Maltazard se retrouva effectivement seul. Face à lui-même. Face à son passé.

Miro lui avait bien conseillé de parcourir « Le grand livre des pensées », mais Maltazard ne voulait rien entendre, et encore moins lire. Et puis comment avaient-ils pu écrire un tel ouvrage, sans même attendre son avis ?

Il avait sillonné les Sept Terres, en long, en large et en travers. Il avait combattu les peuples les plus redoutables, essuyé des tempêtes indescriptibles, vaincu des animaux qu'une imagination délirante n'aurait pu inventer. Toute cette expérience n'était même pas prise en compte et Maltazard en était profondément vexé.

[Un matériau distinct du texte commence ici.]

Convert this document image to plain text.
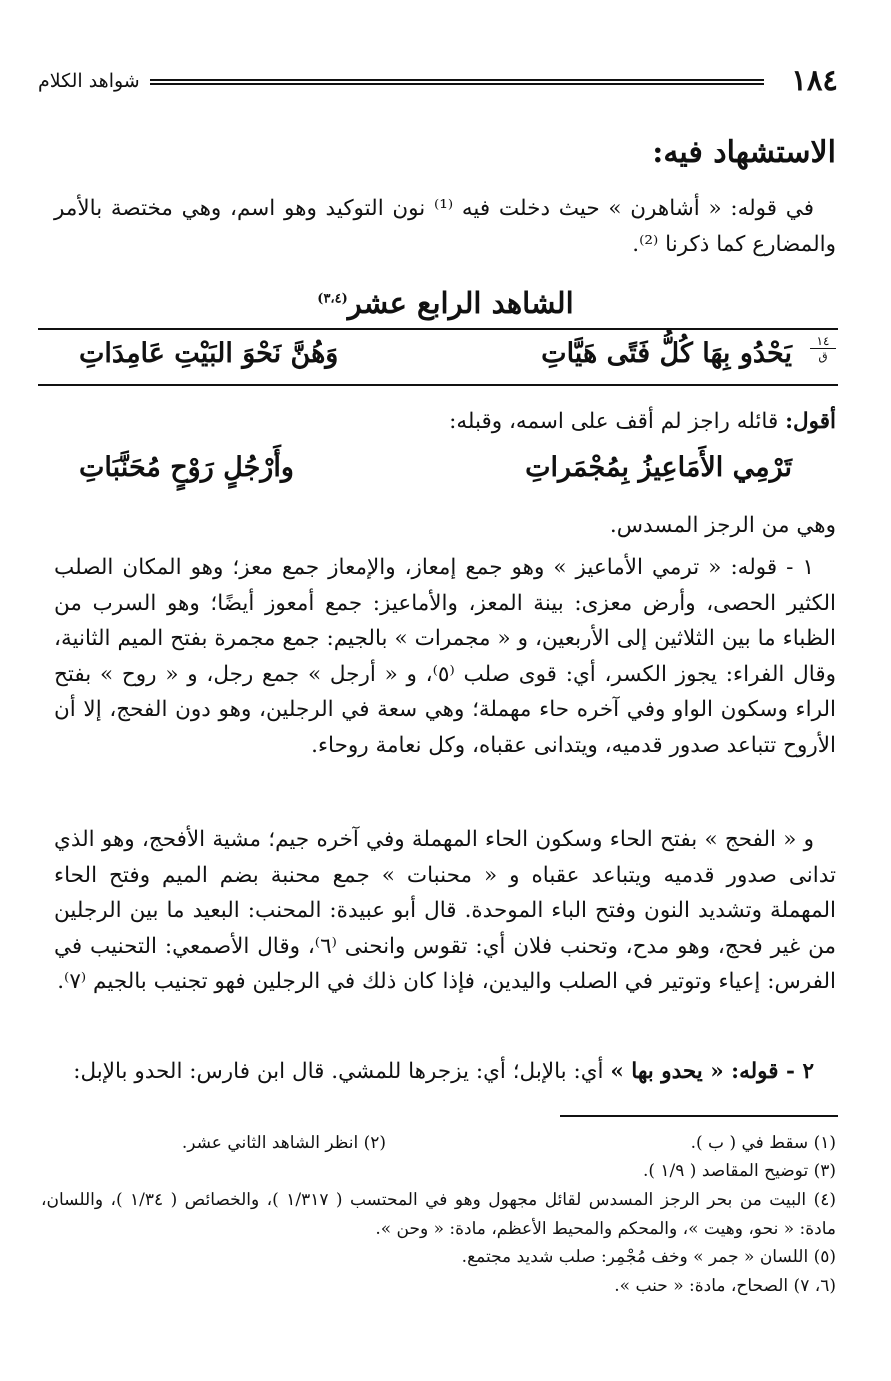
١٨٤
شواهد الكلام
الاستشهاد فيه:
في قوله: « أشاهرن » حيث دخلت فيه ⁽¹⁾ نون التوكيد وهو اسم، وهي مختصة بالأمر والمضارع كما ذكرنا ⁽²⁾.
الشاهد الرابع عشر$^{(٣،٤)}$
١٤
ق
يَحْدُو بِهَا كُلُّ فَتًى هَيَّاتِ
وَهُنَّ نَحْوَ البَيْتِ عَامِدَاتِ
أقول: قائله راجز لم أقف على اسمه، وقبله:
تَرْمِي الأَمَاعِيزُ بِمُجْمَراتِ
وأَرْجُلٍ رَوْحٍ مُحَنَّبَاتِ
وهي من الرجز المسدس.
١ - قوله: « ترمي الأماعيز » وهو جمع إمعاز، والإمعاز جمع معز؛ وهو المكان الصلب الكثير الحصى، وأرض معزى: بينة المعز، والأماعيز: جمع أمعوز أيضًا؛ وهو السرب من الظباء ما بين الثلاثين إلى الأربعين، و « مجمرات » بالجيم: جمع مجمرة بفتح الميم الثانية، وقال الفراء: يجوز الكسر، أي: قوى صلب ⁽٥⁾، و « أرجل » جمع رجل، و « روح » بفتح الراء وسكون الواو وفي آخره حاء مهملة؛ وهي سعة في الرجلين، وهو دون الفحج، إلا أن الأروح تتباعد صدور قدميه، ويتدانى عقباه، وكل نعامة روحاء.
و « الفحج » بفتح الحاء وسكون الحاء المهملة وفي آخره جيم؛ مشية الأفحج، وهو الذي تدانى صدور قدميه ويتباعد عقباه و « محنبات » جمع محنبة بضم الميم وفتح الحاء المهملة وتشديد النون وفتح الباء الموحدة. قال أبو عبيدة: المحنب: البعيد ما بين الرجلين من غير فحج، وهو مدح، وتحنب فلان أي: تقوس وانحنى ⁽٦⁾، وقال الأصمعي: التحنيب في الفرس: إعياء وتوتير في الصلب واليدين، فإذا كان ذلك في الرجلين فهو تجنيب بالجيم ⁽٧⁾.
٢ - قوله: « يحدو بها » أي: بالإبل؛ أي: يزجرها للمشي. قال ابن فارس: الحدو بالإبل:
(١) سقط في ( ب ).
(٢) انظر الشاهد الثاني عشر.
(٣) توضيح المقاصد ( ١/٩ ).
(٤) البيت من بحر الرجز المسدس لقائل مجهول وهو في المحتسب ( ١/٣١٧ )، والخصائص ( ١/٣٤ )، واللسان، مادة: « نحو، وهيت »، والمحكم والمحيط الأعظم، مادة: « وحن ».
(٥) اللسان « جمر » وخف مُجْمِر: صلب شديد مجتمع.
(٦، ٧) الصحاح، مادة: « حنب ».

-   Ce n'est pas un guide de la guerre que nous avons essayé d'écrire, mais un guide de bonne conduite ! lui avait répondu Miro. La réponse avait mis Maltazard dans une colère noire. Il quitta le village et partit se saouler dans tous les bars avoisinants, racontant ses faits de guerre à qui voulait bien les entendre.

Tous les jours, il s'enfonçait davantage dans l'alcool et la débauche, jusqu'à fréquenter les pires des insectes, souvent vénéneux, dont une très jeune coléoptère, d'apparence plutôt mignonne qui...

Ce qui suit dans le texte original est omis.